Исходя из вот этой своей позиции, я буду говорить о том, что я думаю о возможностях исследования в нарративной практике и исследования нарративной практики. Я немножко поговорю об общем контексте, и у меня будет несколько вопросов, которые, я считаю, необходимо хотя бы поставить и частично на них ответить (естественно, это невозможно), прежде чем перейти к теме исследования нарративной практики.
Первый вопрос – как понимать практику вообще? Если мы сталкиваемся с человеческой деятельностью, с человеческой практикой в сфере человека, а не в сфере превращения руды в металл, неудобной комнаты в удобную (хотя это уже сложнее гораздо, уже сфера человека начинается…), - чем сфера практики с человеком отличается от всей остальной человеческой практики?
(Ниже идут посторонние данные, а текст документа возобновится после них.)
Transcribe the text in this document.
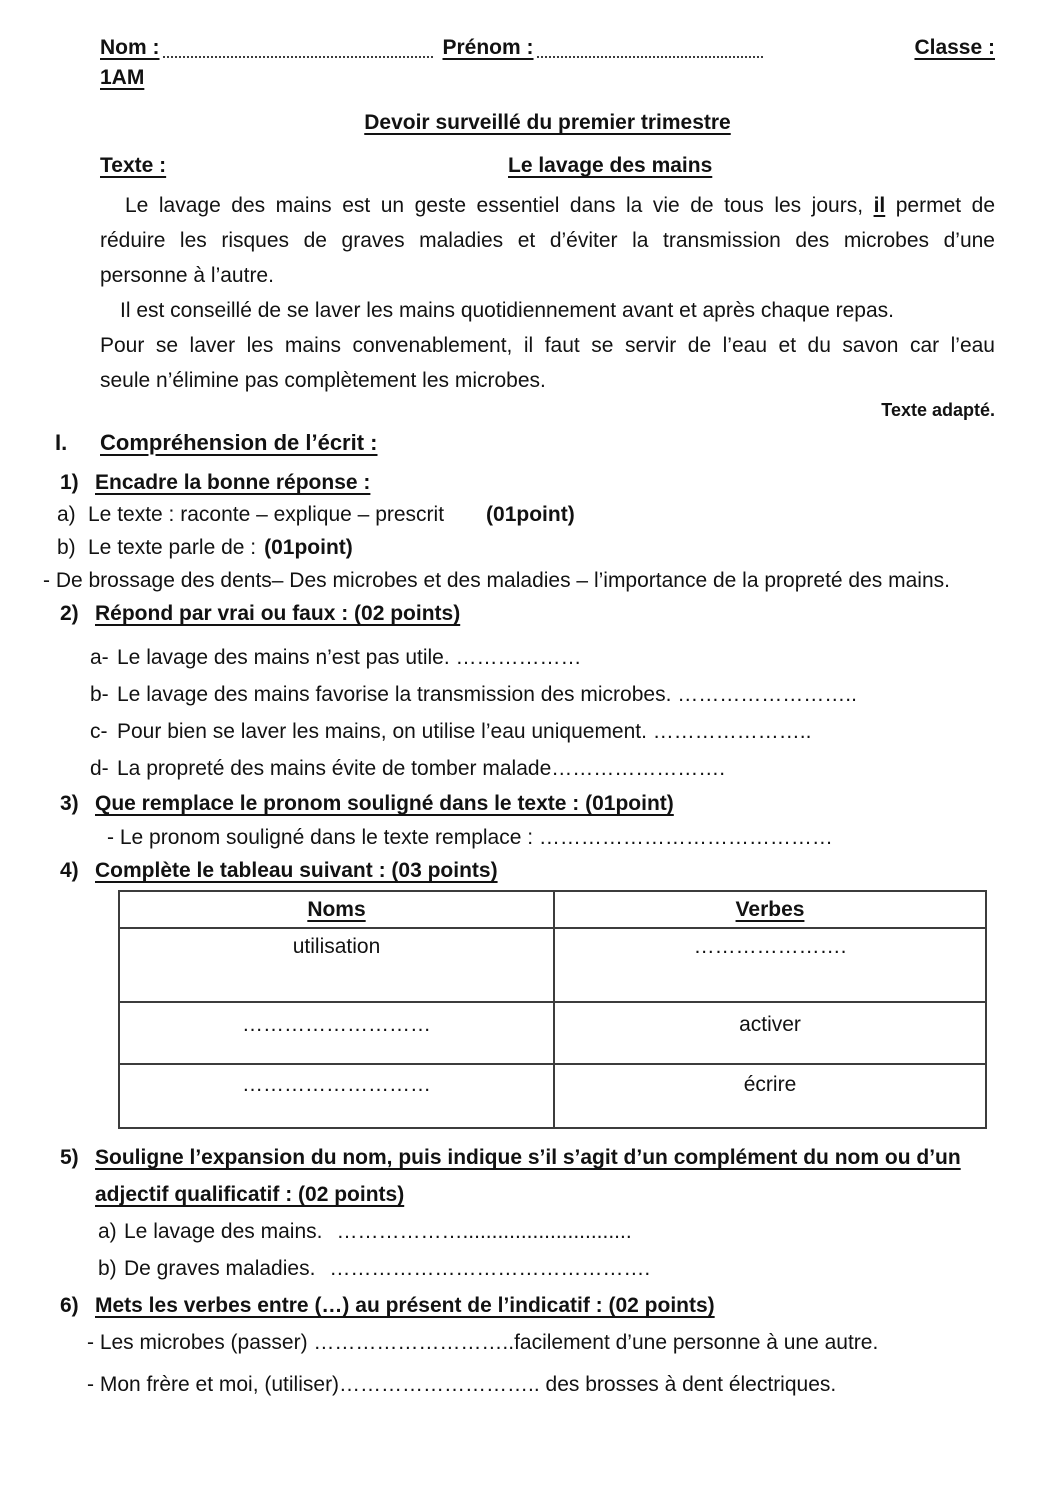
Nom :	Prénom :	Classe :
1AM
Devoir surveillé du premier trimestre
Texte :	Le lavage des mains
Le lavage des mains est un geste essentiel dans la vie de tous les jours, il permet de
réduire les risques de graves maladies et d’éviter la transmission des microbes d’une
personne à l’autre.
Il est conseillé de se laver les mains quotidiennement avant et après chaque repas.
Pour se laver les mains convenablement, il faut se servir de l’eau et du savon car l’eau
seule n’élimine pas complètement les microbes.
Texte adapté.
I. Compréhension de l’écrit :
1) Encadre la bonne réponse :
a) Le texte : raconte – explique – prescrit (01point)
b) Le texte parle de : (01point)
- De brossage des dents– Des microbes et des maladies – l’importance de la propreté des mains.
2) Répond par vrai ou faux : (02 points)
a- Le lavage des mains n’est pas utile. ………………
b- Le lavage des mains favorise la transmission des microbes. ……………………..
c- Pour bien se laver les mains, on utilise l’eau uniquement. …………………..
d- La propreté des mains évite de tomber malade…………………….
3) Que remplace le pronom souligné dans le texte : (01point)
- Le pronom souligné dans le texte remplace : ……………………………………
4) Complète le tableau suivant : (03 points)
Noms	Verbes
utilisation	………………….
………………………	activer
………………………	écrire
5) Souligne l’expansion du nom, puis indique s’il s’agit d’un complément du nom ou d’un
adjectif qualificatif : (02 points)
a) Le lavage des mains. ……………….............................
b) De graves maladies. ……………………………………….
6) Mets les verbes entre (…) au présent de l’indicatif : (02 points)
- Les microbes (passer) ………………………..facilement d’une personne à une autre.
- Mon frère et moi, (utiliser)……………………….. des brosses à dent électriques.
Здесь я буду опираться на книгу Дональда Полкингхорна, которая называется Practice and the Human Science. Полкингхорн – большой специалист, в частности, в нарративе. В 1988г. он написал книгу Narrative Knowing and the Human Science («Нарративное знание и науки о человеке»). В частности, он эксперт по исследованиям психотерапии.
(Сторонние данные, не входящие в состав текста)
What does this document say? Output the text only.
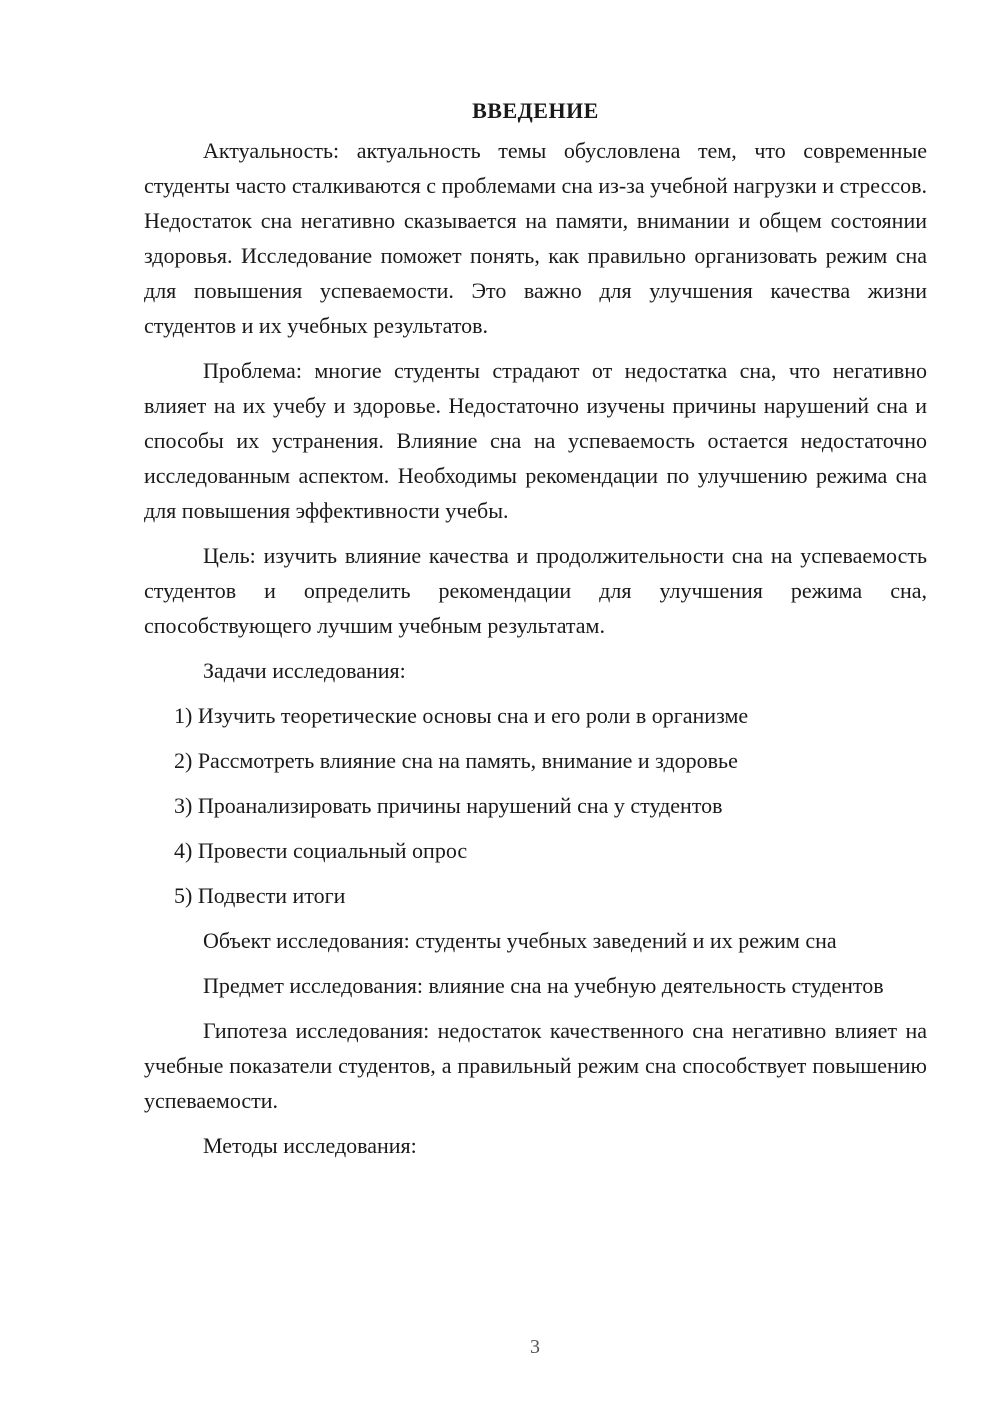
ВВЕДЕНИЕ

Актуальность: актуальность темы обусловлена тем, что современные студенты часто сталкиваются с проблемами сна из-за учебной нагрузки и стрессов. Недостаток сна негативно сказывается на памяти, внимании и общем состоянии здоровья. Исследование поможет понять, как правильно организовать режим сна для повышения успеваемости. Это важно для улучшения качества жизни студентов и их учебных результатов.

Проблема: многие студенты страдают от недостатка сна, что негативно влияет на их учебу и здоровье. Недостаточно изучены причины нарушений сна и способы их устранения. Влияние сна на успеваемость остается недостаточно исследованным аспектом. Необходимы рекомендации по улучшению режима сна для повышения эффективности учебы.

Цель: изучить влияние качества и продолжительности сна на успеваемость студентов и определить рекомендации для улучшения режима сна, способствующего лучшим учебным результатам.

Задачи исследования:

1) Изучить теоретические основы сна и его роли в организме
2) Рассмотреть влияние сна на память, внимание и здоровье
3) Проанализировать причины нарушений сна у студентов
4) Провести социальный опрос
5) Подвести итоги

Объект исследования: студенты учебных заведений и их режим сна

Предмет исследования: влияние сна на учебную деятельность студентов

Гипотеза исследования: недостаток качественного сна негативно влияет на учебные показатели студентов, а правильный режим сна способствует повышению успеваемости.

Методы исследования:

3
Следующий вопрос – как понимать нарративную практику? Вообще, что это за деятельность как таковая? Каким образом можно, не будучи внутри нее как практик, пытаться ее понимать и объяснять другим людям или самому себе?
В связи с этим я для себя определяю несколько пунктов в связи с изучением практики, в том числе психологической, но не только, несколько пунктов, которые я для себя называю «система знания и практики в нарративном подходе» (очень обобщенно, для себя), и следующее – как изучать нарративную практику и как изучать любую практику. Здесь я попробую поговорить о том, что такое качественные исследования (Qualitative Research); это такая специфическая форма исследования, которая, на мой взгляд, подходит к практике. И более того – последний тезис – что она от практики неотделима, и практика сама плавно перетекает в сферу исследований (так, как они понимаются в современном движении Qualitative Research).
В силу того, что я пытаюсь материал на несколько монографий изложить в оставшиеся 12 минут, прошу прощения за краткость.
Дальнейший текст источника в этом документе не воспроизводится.